Drop Deadlock in TestApp

The TestApp::Drop implementation spawns a background thread to drop the test database. Do not call .join() on this thread -- it deadlocks because the spawned thread creates a new tokio runtime whose block_on conflicts with the existing runtime's connection pool. The thread runs independently and cleans up asynchronously. For deterministic cleanup, use app.cleanup().await.

SSRF Bypass for Integration Tests

SKIP_SSRF_CHECK=1 is set during integration tests so that wiremock (running on localhost) is not blocked by the SSRF protection. This env var check runs at runtime, not compile time. Ensure it is never set in production.

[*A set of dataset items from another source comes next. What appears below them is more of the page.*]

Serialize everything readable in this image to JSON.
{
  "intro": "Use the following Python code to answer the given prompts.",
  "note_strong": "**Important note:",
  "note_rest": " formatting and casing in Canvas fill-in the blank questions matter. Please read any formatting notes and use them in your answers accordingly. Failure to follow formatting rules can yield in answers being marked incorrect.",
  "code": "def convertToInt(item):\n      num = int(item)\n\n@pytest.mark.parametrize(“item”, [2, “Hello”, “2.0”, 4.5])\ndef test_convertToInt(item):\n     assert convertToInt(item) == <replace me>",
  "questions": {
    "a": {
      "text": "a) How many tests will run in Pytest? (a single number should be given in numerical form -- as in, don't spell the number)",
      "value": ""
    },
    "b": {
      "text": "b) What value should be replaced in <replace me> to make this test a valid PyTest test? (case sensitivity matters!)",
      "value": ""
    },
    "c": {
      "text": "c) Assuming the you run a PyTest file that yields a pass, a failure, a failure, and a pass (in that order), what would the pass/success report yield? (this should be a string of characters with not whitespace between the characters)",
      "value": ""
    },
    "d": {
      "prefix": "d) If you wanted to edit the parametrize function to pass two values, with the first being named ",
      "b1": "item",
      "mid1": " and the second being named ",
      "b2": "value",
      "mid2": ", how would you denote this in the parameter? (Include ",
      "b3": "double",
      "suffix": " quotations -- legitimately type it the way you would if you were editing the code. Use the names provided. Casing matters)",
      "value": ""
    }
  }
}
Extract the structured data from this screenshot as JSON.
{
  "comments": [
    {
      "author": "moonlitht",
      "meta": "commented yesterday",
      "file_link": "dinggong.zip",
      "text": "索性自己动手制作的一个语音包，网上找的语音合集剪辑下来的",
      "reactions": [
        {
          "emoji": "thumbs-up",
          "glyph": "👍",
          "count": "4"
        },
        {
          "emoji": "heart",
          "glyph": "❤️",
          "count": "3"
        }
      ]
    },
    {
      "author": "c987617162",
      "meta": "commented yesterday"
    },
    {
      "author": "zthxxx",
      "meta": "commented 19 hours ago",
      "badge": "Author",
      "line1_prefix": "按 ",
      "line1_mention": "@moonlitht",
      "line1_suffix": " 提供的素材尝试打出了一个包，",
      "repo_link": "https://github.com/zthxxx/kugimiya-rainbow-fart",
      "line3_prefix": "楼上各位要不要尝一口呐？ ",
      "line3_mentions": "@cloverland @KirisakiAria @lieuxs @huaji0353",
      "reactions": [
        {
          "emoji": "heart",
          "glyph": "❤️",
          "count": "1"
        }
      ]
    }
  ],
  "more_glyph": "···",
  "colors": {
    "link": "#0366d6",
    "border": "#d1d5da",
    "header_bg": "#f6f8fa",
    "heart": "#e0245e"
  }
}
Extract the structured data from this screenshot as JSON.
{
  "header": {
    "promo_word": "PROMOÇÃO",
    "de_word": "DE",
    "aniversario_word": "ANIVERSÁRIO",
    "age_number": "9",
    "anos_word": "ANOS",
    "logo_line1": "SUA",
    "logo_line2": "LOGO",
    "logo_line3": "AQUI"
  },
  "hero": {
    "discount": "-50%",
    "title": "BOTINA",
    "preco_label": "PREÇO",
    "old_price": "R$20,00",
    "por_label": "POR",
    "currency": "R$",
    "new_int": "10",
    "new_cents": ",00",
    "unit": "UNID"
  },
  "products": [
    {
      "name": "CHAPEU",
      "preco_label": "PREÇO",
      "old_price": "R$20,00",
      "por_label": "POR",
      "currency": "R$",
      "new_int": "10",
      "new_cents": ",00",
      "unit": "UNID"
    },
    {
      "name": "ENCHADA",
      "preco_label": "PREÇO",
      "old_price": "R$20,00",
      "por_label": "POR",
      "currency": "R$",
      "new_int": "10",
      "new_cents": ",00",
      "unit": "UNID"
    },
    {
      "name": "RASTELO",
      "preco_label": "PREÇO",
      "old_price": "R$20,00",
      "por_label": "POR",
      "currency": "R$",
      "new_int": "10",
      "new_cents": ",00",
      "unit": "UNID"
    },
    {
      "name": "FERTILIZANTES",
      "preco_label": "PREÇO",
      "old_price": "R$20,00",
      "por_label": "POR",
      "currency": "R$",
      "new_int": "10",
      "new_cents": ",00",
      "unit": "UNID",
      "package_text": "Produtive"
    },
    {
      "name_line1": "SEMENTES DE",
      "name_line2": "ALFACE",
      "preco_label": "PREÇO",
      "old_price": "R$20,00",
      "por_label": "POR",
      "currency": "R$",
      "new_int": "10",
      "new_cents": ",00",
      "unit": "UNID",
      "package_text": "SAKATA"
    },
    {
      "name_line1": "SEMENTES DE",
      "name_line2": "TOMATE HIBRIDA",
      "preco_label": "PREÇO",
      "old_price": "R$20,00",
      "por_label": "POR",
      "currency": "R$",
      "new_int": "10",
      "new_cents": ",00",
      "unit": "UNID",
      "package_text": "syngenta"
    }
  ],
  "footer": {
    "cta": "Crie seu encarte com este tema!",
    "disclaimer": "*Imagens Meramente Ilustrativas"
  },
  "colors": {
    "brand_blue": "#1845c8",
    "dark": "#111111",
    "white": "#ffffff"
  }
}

Flaky generation-live Test

The generation-live.spec.ts test depends on a real OpenAI API call. It may fail due to:

  • API rate limits
  • Slow responses exceeding the 30-second timeout
  • Changes in model behavior affecting output format

It is configured with 2 retries to mitigate transient failures.

Frontend Failing Tests

As of the last audit, 10 of 141 frontend unit tests are failing. Investigate with cd frontend && npx vitest run before adding new frontend tests.

Coverage Targets and Gaps

Well-Covered Areas

  • SSRF protection: 74 unit tests covering all private IP ranges, IPv4-mapped IPv6, redirect blocking
  • Sources CRUD: 36 integration tests including CSV, bulk import, max limits
  • Admin module: 30 integration tests with access control verification
  • Encryption: Tests verify API keys are not stored in plaintext by querying the database directly
  • Pipeline: Uses wiremock + MockLlmProvider for deterministic end-to-end pipeline testing

Critical Gaps

The following gaps must be addressed to satisfy the release gate policy.

Gap Priority Description
Scheduled execution Critical scheduler.rs has zero tests. Autonomous process that generates syntheses and sends emails.
Brave Search pipeline High Only 1 unit test. The Brave Search code path in the pipeline is untested in integration.
Date filtering High No tests verify that max_age_days actually filters old articles.
Rate limiting integration High 15 unit tests but no integration test verifying rate limits are applied during pipeline runs.
SSE progress stream High No integration test for the SSE endpoint. Only tested in the gated E2E test.
Settings validation (negative) Medium No tests for rejection of out-of-range values (e.g., max_articles_per_source: 0).
Article history ownership Medium No test verifying User B cannot see User A's article history.
Frontend failing tests Medium 10 tests need investigation and fixing.